In the PNET model, there was a decrease in Tie2 staining in response to rebastinib (Fig. 3F), but rebastinib did not affect the total macrophage infiltrate (F4/80+ area; Fig. 3G). However, rebastinib significantly decreased intratumoral Tie2+ macrophages (Fig. 3H) and led to a significant decrease in protumoral Mrc1+ F4/80+ macrophages at the tumor invasive front (Fig. 3I and J).
Taxane-based chemotherapies, such as paclitaxel, mobilize bone marrow–derived mesenchymal and endothelial progenitors, and CD11b+ myeloid cells, including Tie2+ monocytes, into the primary tumor microenvironment (49–57). Tie2+ monocyte progenitors are known to transform into Tie2+ macrophages, which associate with newly constructed tumor blood vessels and promote tumor regrowth (20, 58, 59). The effects of paclitaxel on the presence of Tie2+ macrophages and microvessel density were examined in PyMT tumors, either untreated or treated with rebastinib. First, we found that paclitaxel significantly increased both total macrophages and Tie2+ macrophages (Fig. 4A and B). Furthermore, we found that rebastinib, selectively decreased Tie2+ macrophage infiltration occurring in response to paclitaxel (Fig. 4A and B).
Second, paclitaxel treatment of mice with PyMT mammary tumors increased CD31+ microvessel density (MVD) over vehicle-treated animals (Fig. 4C and D). When treated with rebastinib, in combination with paclitaxel, MVD was reduced to significantly below HPMC (vehicle control) levels, similar to MVD in mice with rebastinib treatment alone (Fig. 4C and D). These results indicate that paclitaxel increases both microvessel density and Tie2+ macrophages in PyMT tumors, while rebastinib counteracts the paclitaxel-induced increases of both. In addition, rebastinib reduced the density of perfused (i.e., functional) blood vessels in PNET (Fig. 4E and F), thus showing antiangiogenic effects in two independent mouse tumor models.
The association of pericytes with tumor blood vessels promotes vascular maturation and decreases vascular permeability and metastasis (61). Rebastinib increased vascular maturation in the remaining vessels in the PNET model, as shown by the higher proportion of pericyte-covered, Ng2+ blood vessels (Supplementary Fig. S9B and S9C). Thus, in both mammary carcinomas and PNETs, rebastinib induced vascular phenotypes that were consistent with decreases in permeability, cancer cell dissemination, and metastasis.

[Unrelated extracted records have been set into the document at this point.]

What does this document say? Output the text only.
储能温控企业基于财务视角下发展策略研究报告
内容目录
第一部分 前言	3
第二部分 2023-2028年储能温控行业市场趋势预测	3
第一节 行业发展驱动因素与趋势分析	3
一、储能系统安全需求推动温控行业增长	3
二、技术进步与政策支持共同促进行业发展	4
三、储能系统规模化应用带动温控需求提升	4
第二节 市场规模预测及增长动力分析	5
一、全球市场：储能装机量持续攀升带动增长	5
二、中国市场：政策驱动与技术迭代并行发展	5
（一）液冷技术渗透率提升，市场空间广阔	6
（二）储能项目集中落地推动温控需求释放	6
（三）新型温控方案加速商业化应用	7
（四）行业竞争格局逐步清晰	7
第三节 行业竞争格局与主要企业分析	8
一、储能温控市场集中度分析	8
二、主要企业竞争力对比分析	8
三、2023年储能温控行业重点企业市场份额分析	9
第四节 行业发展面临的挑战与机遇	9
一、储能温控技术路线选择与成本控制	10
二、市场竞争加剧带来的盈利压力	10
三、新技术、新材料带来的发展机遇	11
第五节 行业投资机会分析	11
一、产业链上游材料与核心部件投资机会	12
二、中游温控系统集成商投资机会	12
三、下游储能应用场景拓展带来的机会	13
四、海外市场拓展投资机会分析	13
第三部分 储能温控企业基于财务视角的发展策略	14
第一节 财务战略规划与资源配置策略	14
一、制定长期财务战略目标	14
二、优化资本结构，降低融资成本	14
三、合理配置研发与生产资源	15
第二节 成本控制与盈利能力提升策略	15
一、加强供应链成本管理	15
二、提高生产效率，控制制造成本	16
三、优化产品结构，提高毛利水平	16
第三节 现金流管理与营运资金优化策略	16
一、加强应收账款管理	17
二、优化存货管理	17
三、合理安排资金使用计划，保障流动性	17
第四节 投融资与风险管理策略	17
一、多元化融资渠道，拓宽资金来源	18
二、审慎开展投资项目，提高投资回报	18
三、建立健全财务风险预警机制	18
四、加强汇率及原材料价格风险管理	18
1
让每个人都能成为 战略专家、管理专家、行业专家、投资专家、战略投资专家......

Tie2 inhibition with rebastinib inhibits TMEM-mediated vascular permeability and tumor cell intravasation in mammary carcinoma
Because rebastinib exhibited efficacy in the reduction of primary tumor burden (Fig. 2), Tie2+ macrophage infiltration in primary tumors (Fig. 3) and lung metastases after administration of intermittent doses (Fig. 2), we investigated if rebastinib inhibits Tie2+ macrophage function specifically at TMEM sites, where tumor cell intravasation and dissemination in mammary tumors occur.
TMEM density was not affected by Tie2 inhibition with rebastinib using a 10 mg/kg twice weekly intermittent dosing regimen (Fig. 5A and B). However, inhibition of Tie2 signaling with rebastinib reduced TMEM-mediated changes in vascular permeability and the number of CTCs as compared with vehicle control (Fig. 5C–E). In particular, staining of vascular ZO-1 (vascular integrity) increased and extravascular dextran (vascular permeability) decreased at TMEM after administration of rebastinib, indicating that vascular junctions were stabilized, reducing vascular permeability at TMEM (Fig. 5C, D and F). Although total TMEM density was not affected (Fig. 5A and B), TMEM function was impaired as quantified by the ratio of extravascular dextran to vascular ZO-1 (Fig. 5G), consistent with a decrease in Tie2+ macrophage function in TMEM. Interestingly, the effects of rebastinib on TMEM function in vivo phenocopied the genetic ablation of macrophages in the MaFIA mouse (11).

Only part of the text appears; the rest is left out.